Recent news hitting international headlines is the record catch of British angler Andy Hales who caught a 6 metre, two-ton great white shark off Cape Agulhas on 25th March this year.
The 55 year old from Birmingham was fishing for yellow fin tuna “and other sharks” with fellow businessman Richard Foster when he caught the great white.
“We were fishing for yellow fin tuna, and when you’re after them you’re always going to get the sharks, and in this case it grabbed the bait.” said Foster.
Hales says he had wrestled with it for two hours and that the shark had towed their vessel for more than two nautical miles before it was tired out and they were able to bring it to the boat.

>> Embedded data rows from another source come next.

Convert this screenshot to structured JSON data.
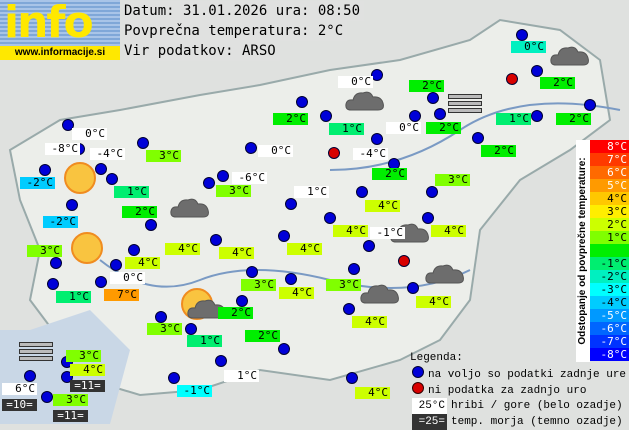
{
  "header": {
    "logo_text": "info",
    "logo_url": "www.informacije.si",
    "date_line": "Datum: 31.01.2026 ura: 08:50",
    "avg_line": "Povprečna temperatura: 2°C",
    "source_line": "Vir podatkov: ARSO"
  },
  "colors": {
    "station_ok": "#0000d8",
    "station_missing": "#d80000",
    "mountain_bg": "#ffffff",
    "sea_bg": "#333333"
  },
  "scale": {
    "title": "Odstopanje od povprečne temperature:",
    "rows": [
      {
        "label": "8°C",
        "color": "#ff0000"
      },
      {
        "label": "7°C",
        "color": "#ff3a00"
      },
      {
        "label": "6°C",
        "color": "#ff6a00"
      },
      {
        "label": "5°C",
        "color": "#ff9a00"
      },
      {
        "label": "4°C",
        "color": "#ffc800"
      },
      {
        "label": "3°C",
        "color": "#ffee00"
      },
      {
        "label": "2°C",
        "color": "#ccff00"
      },
      {
        "label": "1°C",
        "color": "#80ff00"
      },
      {
        "label": "",
        "color": "#00ee00"
      },
      {
        "label": "-1°C",
        "color": "#00ee70"
      },
      {
        "label": "-2°C",
        "color": "#00f0c0"
      },
      {
        "label": "-3°C",
        "color": "#00ffff"
      },
      {
        "label": "-4°C",
        "color": "#00ccff"
      },
      {
        "label": "-5°C",
        "color": "#0099ff"
      },
      {
        "label": "-6°C",
        "color": "#0066ff"
      },
      {
        "label": "-7°C",
        "color": "#0033ff"
      },
      {
        "label": "-8°C",
        "color": "#0000ff"
      }
    ]
  },
  "legend": {
    "title": "Legenda:",
    "ok": "na voljo so podatki zadnje ure",
    "missing": "ni podatka za zadnjo uro",
    "mountain_sample": "25°C",
    "mountain_text": "hribi / gore (belo ozadje)",
    "sea_sample": "=25=",
    "sea_text": "temp. morja (temno ozadje)"
  },
  "stations": [
    {
      "t": "0°C",
      "k": "m"
    },
    {
      "t": "-8°C",
      "k": "m"
    },
    {
      "t": "-4°C",
      "k": "m"
    },
    {
      "t": "3°C",
      "k": "v"
    },
    {
      "t": "-2°C",
      "k": "v"
    },
    {
      "t": "1°C",
      "k": "v"
    },
    {
      "t": "2°C",
      "k": "v"
    },
    {
      "t": "-2°C",
      "k": "v"
    },
    {
      "t": "3°C",
      "k": "v"
    },
    {
      "t": "4°C",
      "k": "v"
    },
    {
      "t": "4°C",
      "k": "v"
    },
    {
      "t": "0°C",
      "k": "m"
    },
    {
      "t": "7°C",
      "k": "v"
    },
    {
      "t": "1°C",
      "k": "v"
    },
    {
      "t": "3°C",
      "k": "v"
    },
    {
      "t": "1°C",
      "k": "v"
    },
    {
      "t": "2°C",
      "k": "v"
    },
    {
      "t": "2°C",
      "k": "v"
    },
    {
      "t": "1°C",
      "k": "m"
    },
    {
      "t": "-1°C",
      "k": "v"
    },
    {
      "t": "3°C",
      "k": "v"
    },
    {
      "t": "4°C",
      "k": "v"
    },
    {
      "t": "=11=",
      "k": "s"
    },
    {
      "t": "6°C",
      "k": "m"
    },
    {
      "t": "=10=",
      "k": "s"
    },
    {
      "t": "3°C",
      "k": "v"
    },
    {
      "t": "=11=",
      "k": "s"
    },
    {
      "t": "0°C",
      "k": "m"
    },
    {
      "t": "2°C",
      "k": "v"
    },
    {
      "t": "1°C",
      "k": "v"
    },
    {
      "t": "0°C",
      "k": "m"
    },
    {
      "t": "2°C",
      "k": "v"
    },
    {
      "t": "2°C",
      "k": "v"
    },
    {
      "t": "0°C",
      "k": "m"
    },
    {
      "t": "-4°C",
      "k": "m"
    },
    {
      "t": "-6°C",
      "k": "m"
    },
    {
      "t": "3°C",
      "k": "v"
    },
    {
      "t": "2°C",
      "k": "v"
    },
    {
      "t": "3°C",
      "k": "v"
    },
    {
      "t": "1°C",
      "k": "m"
    },
    {
      "t": "4°C",
      "k": "v"
    },
    {
      "t": "4°C",
      "k": "v"
    },
    {
      "t": "-1°C",
      "k": "m"
    },
    {
      "t": "4°C",
      "k": "v"
    },
    {
      "t": "4°C",
      "k": "v"
    },
    {
      "t": "4°C",
      "k": "v"
    },
    {
      "t": "3°C",
      "k": "v"
    },
    {
      "t": "4°C",
      "k": "v"
    },
    {
      "t": "3°C",
      "k": "v"
    },
    {
      "t": "4°C",
      "k": "v"
    },
    {
      "t": "4°C",
      "k": "v"
    },
    {
      "t": "4°C",
      "k": "v"
    },
    {
      "t": "0°C",
      "k": "v"
    },
    {
      "t": "2°C",
      "k": "v"
    },
    {
      "t": "2°C",
      "k": "v"
    },
    {
      "t": "1°C",
      "k": "v"
    },
    {
      "t": "2°C",
      "k": "v"
    }
  ]
}
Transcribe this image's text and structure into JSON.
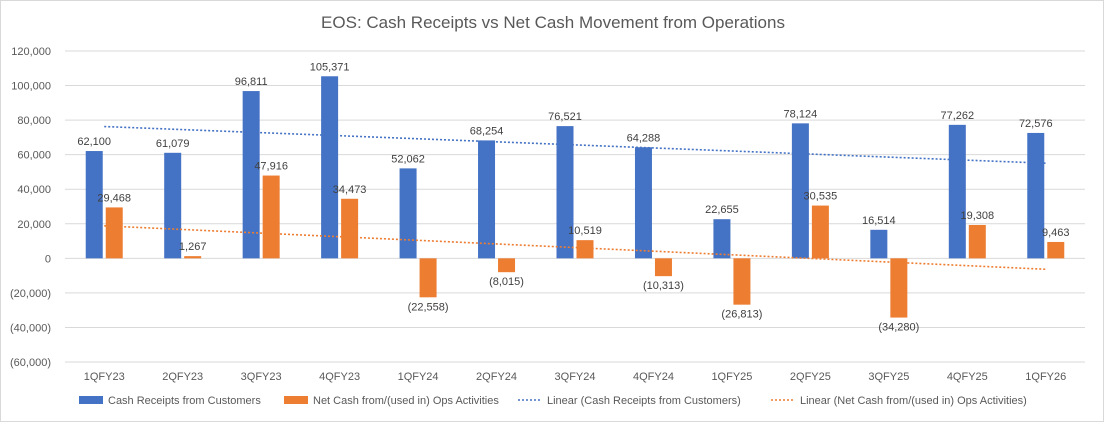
{
  "chart_data": {
    "type": "bar",
    "title": "EOS: Cash Receipts vs Net Cash Movement from Operations",
    "categories": [
      "1QFY23",
      "2QFY23",
      "3QFY23",
      "4QFY23",
      "1QFY24",
      "2QFY24",
      "3QFY24",
      "4QFY24",
      "1QFY25",
      "2QFY25",
      "3QFY25",
      "4QFY25",
      "1QFY26"
    ],
    "ylim": [
      -60000,
      120000
    ],
    "ytick_step": 20000,
    "ytick_labels": [
      "(60,000)",
      "(40,000)",
      "(20,000)",
      "0",
      "20,000",
      "40,000",
      "60,000",
      "80,000",
      "100,000",
      "120,000"
    ],
    "grid": true,
    "legend_position": "bottom",
    "series": [
      {
        "name": "Cash Receipts from Customers",
        "color": "#4472c4",
        "values": [
          62100,
          61079,
          96811,
          105371,
          52062,
          68254,
          76521,
          64288,
          22655,
          78124,
          16514,
          77262,
          72576
        ],
        "labels": [
          "62,100",
          "61,079",
          "96,811",
          "105,371",
          "52,062",
          "68,254",
          "76,521",
          "64,288",
          "22,655",
          "78,124",
          "16,514",
          "77,262",
          "72,576"
        ]
      },
      {
        "name": "Net Cash from/(used in) Ops Activities",
        "color": "#ed7d31",
        "values": [
          29468,
          1267,
          47916,
          34473,
          -22558,
          -8015,
          10519,
          -10313,
          -26813,
          30535,
          -34280,
          19308,
          9463
        ],
        "labels": [
          "29,468",
          "1,267",
          "47,916",
          "34,473",
          "(22,558)",
          "(8,015)",
          "10,519",
          "(10,313)",
          "(26,813)",
          "30,535",
          "(34,280)",
          "19,308",
          "9,463"
        ]
      }
    ],
    "trendlines": [
      {
        "name": "Linear (Cash Receipts from Customers)",
        "color": "#4472c4"
      },
      {
        "name": "Linear (Net Cash from/(used in) Ops Activities)",
        "color": "#ed7d31"
      }
    ],
    "negative_label_color": "#ff0000"
  }
}
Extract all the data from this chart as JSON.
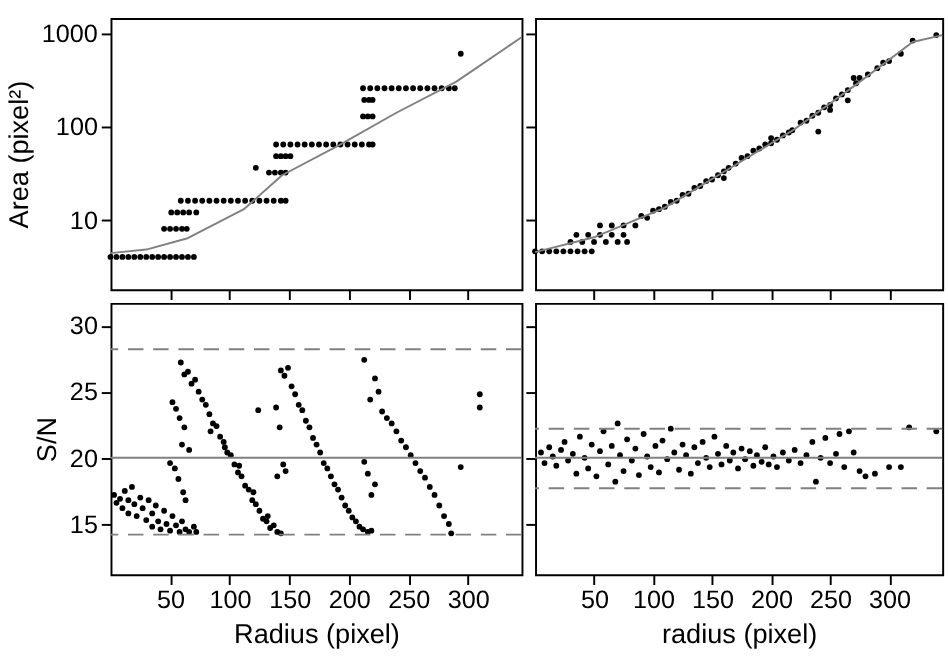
{
  "chart_data": [
    {
      "type": "scatter",
      "ylabel": "Area (pixel²)",
      "xlim": [
        0,
        345
      ],
      "xticks": [
        50,
        100,
        150,
        200,
        250,
        300
      ],
      "ylim": [
        1.8,
        1450
      ],
      "yticks": [
        10,
        100,
        1000
      ],
      "log": "y",
      "tick_labels": "y",
      "grid": false,
      "marker": "circle",
      "series": [
        {
          "color": "#000000",
          "x": [
            0,
            5,
            10,
            15,
            20,
            25,
            30,
            35,
            40,
            45,
            50,
            55,
            60,
            65,
            70,
            45,
            50,
            55,
            60,
            64,
            51,
            56,
            61,
            66,
            72,
            59,
            65,
            71,
            77,
            83,
            89,
            95,
            101,
            107,
            113,
            119,
            125,
            131,
            137,
            143,
            147,
            122,
            133,
            138,
            143,
            147,
            139,
            143,
            147,
            151,
            139,
            145,
            151,
            157,
            163,
            169,
            175,
            181,
            187,
            193,
            199,
            205,
            211,
            217,
            220,
            212,
            216,
            220,
            213,
            217,
            220,
            212,
            218,
            224,
            230,
            236,
            242,
            248,
            254,
            260,
            266,
            272,
            278,
            284,
            289,
            294
          ],
          "values": [
            4,
            4,
            4,
            4,
            4,
            4,
            4,
            4,
            4,
            4,
            4,
            4,
            4,
            4,
            4,
            8,
            8,
            8,
            8,
            8,
            12,
            12,
            12,
            12,
            12,
            16,
            16,
            16,
            16,
            16,
            16,
            16,
            16,
            16,
            16,
            16,
            16,
            16,
            16,
            16,
            16,
            36,
            32,
            32,
            32,
            32,
            48,
            48,
            48,
            48,
            64,
            64,
            64,
            64,
            64,
            64,
            64,
            64,
            64,
            64,
            64,
            64,
            64,
            64,
            64,
            128,
            128,
            128,
            192,
            192,
            192,
            256,
            256,
            256,
            256,
            256,
            256,
            256,
            256,
            256,
            256,
            256,
            256,
            256,
            256,
            600
          ]
        },
        {
          "type": "line",
          "color": "#808080",
          "line_style": "solid",
          "marker": "none",
          "x": [
            0,
            30,
            64,
            112,
            144,
            192,
            240,
            290,
            345
          ],
          "values": [
            4.4,
            4.8,
            6.3,
            13,
            30,
            63,
            140,
            300,
            900
          ]
        }
      ]
    },
    {
      "type": "scatter",
      "xlim": [
        0,
        345
      ],
      "xticks": [
        50,
        100,
        150,
        200,
        250,
        300
      ],
      "ylim": [
        1.8,
        1450
      ],
      "yticks": [
        10,
        100,
        1000
      ],
      "log": "y",
      "tick_labels": false,
      "grid": false,
      "marker": "circle",
      "series": [
        {
          "color": "#000000",
          "x": [
            0,
            6,
            12,
            18,
            24,
            30,
            36,
            42,
            48,
            30,
            40,
            50,
            60,
            70,
            78,
            35,
            45,
            55,
            65,
            75,
            55,
            65,
            75,
            85,
            90,
            95,
            100,
            105,
            110,
            115,
            120,
            125,
            130,
            135,
            140,
            145,
            150,
            155,
            160,
            164,
            170,
            175,
            180,
            185,
            190,
            195,
            200,
            205,
            210,
            215,
            218,
            225,
            230,
            235,
            240,
            245,
            250,
            255,
            260,
            265,
            272,
            275,
            282,
            290,
            295,
            300,
            310,
            320,
            340,
            160,
            200,
            250,
            270,
            265,
            240
          ],
          "values": [
            4.6,
            4.6,
            4.6,
            4.6,
            4.6,
            4.6,
            4.6,
            4.6,
            4.6,
            5.8,
            5.8,
            5.8,
            5.8,
            5.8,
            5.8,
            6.9,
            6.9,
            6.9,
            6.9,
            6.9,
            8.7,
            8.7,
            8.7,
            8.7,
            11,
            10.5,
            12.5,
            13,
            13.8,
            15.5,
            16,
            18.5,
            19,
            22,
            23,
            26,
            27,
            30,
            33,
            36,
            40,
            46,
            48,
            55,
            58,
            64,
            66,
            72,
            80,
            86,
            91,
            110,
            115,
            130,
            140,
            160,
            170,
            200,
            220,
            245,
            290,
            330,
            360,
            420,
            480,
            500,
            600,
            830,
            950,
            28,
            75,
            150,
            330,
            190,
            88
          ]
        },
        {
          "type": "line",
          "color": "#808080",
          "line_style": "solid",
          "marker": "none",
          "x": [
            0,
            50,
            110,
            164,
            218,
            272,
            320,
            345
          ],
          "values": [
            4.5,
            6.5,
            13.5,
            35,
            90,
            280,
            800,
            950
          ]
        }
      ]
    },
    {
      "type": "scatter",
      "xlabel": "Radius (pixel)",
      "ylabel": "S/N",
      "xlim": [
        0,
        345
      ],
      "xticks": [
        50,
        100,
        150,
        200,
        250,
        300
      ],
      "ylim": [
        11.2,
        31.7
      ],
      "yticks": [
        15,
        20,
        25,
        30
      ],
      "grid": false,
      "marker": "circle",
      "ref_lines": [
        {
          "axis": "y",
          "value": 28.2,
          "color": "#808080",
          "line_style": "dashed"
        },
        {
          "axis": "y",
          "value": 20,
          "color": "#808080",
          "line_style": "solid"
        },
        {
          "axis": "y",
          "value": 14.2,
          "color": "#808080",
          "line_style": "dashed"
        }
      ],
      "series": [
        {
          "color": "#000000",
          "x": [
            3,
            5,
            8,
            10,
            12,
            15,
            15,
            18,
            20,
            22,
            25,
            27,
            30,
            32,
            35,
            35,
            38,
            40,
            42,
            45,
            47,
            50,
            52,
            55,
            58,
            60,
            63,
            66,
            70,
            72,
            59,
            62,
            65,
            68,
            71,
            74,
            77,
            80,
            83,
            86,
            89,
            92,
            95,
            98,
            101,
            104,
            107,
            110,
            113,
            116,
            119,
            122,
            125,
            128,
            131,
            134,
            137,
            140,
            143,
            84,
            96,
            108,
            120,
            132,
            52,
            55,
            58,
            62,
            60,
            66,
            50,
            54,
            57,
            61,
            63,
            124,
            143,
            146,
            149,
            152,
            155,
            158,
            161,
            164,
            167,
            170,
            173,
            176,
            179,
            182,
            185,
            188,
            191,
            194,
            197,
            200,
            203,
            206,
            209,
            212,
            216,
            219,
            139,
            142,
            145,
            147,
            140,
            213,
            218,
            222,
            225,
            228,
            232,
            236,
            240,
            244,
            248,
            252,
            256,
            260,
            264,
            268,
            272,
            276,
            280,
            284,
            286,
            213,
            216,
            219,
            222,
            294,
            310,
            310
          ],
          "values": [
            17.2,
            16.6,
            16.9,
            16.2,
            17.5,
            16.8,
            15.8,
            17.8,
            16.5,
            15.6,
            17.0,
            16.2,
            15.3,
            16.8,
            15.8,
            14.8,
            16.4,
            15.2,
            14.6,
            16.0,
            15.0,
            14.5,
            15.6,
            14.9,
            14.4,
            15.2,
            14.6,
            14.4,
            14.8,
            14.4,
            27.2,
            26.3,
            26.5,
            25.6,
            25.9,
            25.0,
            24.4,
            24.0,
            23.3,
            22.6,
            22.4,
            21.6,
            21.2,
            20.4,
            20.2,
            19.5,
            18.9,
            18.6,
            17.9,
            17.6,
            16.8,
            16.5,
            16.0,
            15.4,
            15.2,
            14.7,
            14.9,
            14.4,
            14.3,
            22.0,
            20.8,
            19.4,
            17.4,
            15.6,
            24.2,
            23.7,
            23.0,
            22.3,
            21.0,
            20.6,
            19.6,
            19.2,
            18.4,
            17.4,
            16.8,
            23.6,
            26.6,
            26.2,
            26.8,
            25.4,
            24.8,
            24.0,
            23.6,
            22.8,
            22.3,
            21.5,
            21.0,
            20.4,
            19.6,
            19.2,
            18.6,
            18.0,
            17.6,
            17.0,
            16.4,
            16.0,
            15.5,
            15.2,
            14.8,
            14.6,
            14.4,
            14.5,
            23.8,
            22.3,
            19.5,
            19.0,
            18.6,
            27.4,
            24.4,
            26.0,
            25.0,
            23.5,
            23.0,
            22.6,
            22.0,
            21.3,
            20.8,
            20.2,
            19.6,
            19.0,
            18.5,
            17.8,
            17.2,
            16.4,
            15.6,
            15.0,
            14.3,
            19.7,
            18.8,
            17.2,
            18.0,
            19.3,
            24.8,
            23.8
          ]
        }
      ]
    },
    {
      "type": "scatter",
      "xlabel": "radius (pixel)",
      "xlim": [
        0,
        345
      ],
      "xticks": [
        50,
        100,
        150,
        200,
        250,
        300
      ],
      "ylim": [
        11.2,
        31.7
      ],
      "yticks": [
        15,
        20,
        25,
        30
      ],
      "tick_labels": "x",
      "grid": false,
      "marker": "circle",
      "ref_lines": [
        {
          "axis": "y",
          "value": 22.2,
          "color": "#808080",
          "line_style": "dashed"
        },
        {
          "axis": "y",
          "value": 20,
          "color": "#808080",
          "line_style": "solid"
        },
        {
          "axis": "y",
          "value": 17.7,
          "color": "#808080",
          "line_style": "dashed"
        }
      ],
      "series": [
        {
          "color": "#000000",
          "x": [
            5,
            8,
            12,
            15,
            18,
            22,
            25,
            28,
            32,
            35,
            38,
            42,
            45,
            48,
            52,
            55,
            58,
            62,
            65,
            68,
            70,
            72,
            75,
            78,
            82,
            85,
            88,
            92,
            95,
            98,
            102,
            105,
            108,
            112,
            115,
            118,
            122,
            125,
            128,
            132,
            135,
            138,
            142,
            145,
            148,
            152,
            155,
            158,
            162,
            165,
            168,
            172,
            175,
            178,
            182,
            185,
            188,
            192,
            195,
            198,
            202,
            205,
            210,
            215,
            220,
            225,
            230,
            235,
            238,
            242,
            246,
            250,
            255,
            258,
            262,
            266,
            270,
            275,
            280,
            288,
            300,
            310,
            317,
            340
          ],
          "values": [
            20.4,
            19.6,
            20.8,
            20.1,
            19.4,
            20.6,
            21.2,
            19.8,
            20.3,
            18.8,
            21.6,
            20.0,
            19.2,
            21.0,
            18.6,
            20.5,
            22.0,
            19.5,
            20.9,
            18.2,
            22.6,
            20.2,
            19.0,
            21.4,
            19.8,
            20.7,
            18.7,
            21.8,
            20.1,
            19.3,
            20.9,
            18.9,
            21.3,
            19.9,
            22.2,
            20.4,
            19.1,
            21.0,
            20.2,
            18.8,
            20.8,
            19.6,
            21.2,
            20.0,
            19.3,
            21.6,
            20.3,
            19.5,
            20.9,
            19.8,
            20.4,
            19.2,
            20.7,
            19.9,
            20.5,
            19.4,
            20.2,
            19.7,
            20.8,
            19.5,
            20.1,
            19.3,
            20.4,
            19.8,
            20.6,
            19.6,
            20.2,
            21.2,
            18.2,
            20.0,
            21.5,
            19.6,
            20.3,
            21.8,
            19.3,
            22.0,
            20.4,
            19.0,
            18.6,
            18.8,
            19.3,
            19.3,
            22.3,
            22.0
          ]
        }
      ]
    }
  ]
}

“One thing you don’t want is a huge angry shark right next to the boat when it’s still got lots of energy.” said Hales. “We knew we had a chance of catching a great white. When we were out there, with bait in the water, the sharks were circling the boat, with the fins all around us.”
“When we got it next to the boat, it was just incredible – it was the width of two shire horses standing next to each other.” said Foster, who went on to say that the shark had not been killed.
It is reported that the skipper of the boat was an experienced shark catcher, having taken part in scientific tagging experiments for many years.
Great White Sharks are a protected species in South Africa; the first country to protect this magnificent species.
“The thing is, it all has to be estimated.” he added, “What you don’t want to do is kill the shark in order to find out exactly how much it weighs.”
Kim “Sharklady” McLean, Chairperson of the Great White Shark Protection Foundation reacted to the news of this catch with absolute dismay, disgust and disbelief.
“When you catch a shark of that calibre, a shark that has fought for that amount of time with a hook in its gut… you don’t know if it’s survived either.” McLean added that the Great White Shark Protection Foundation are seeking support from the compliance sector in government to look into this matter very seriously.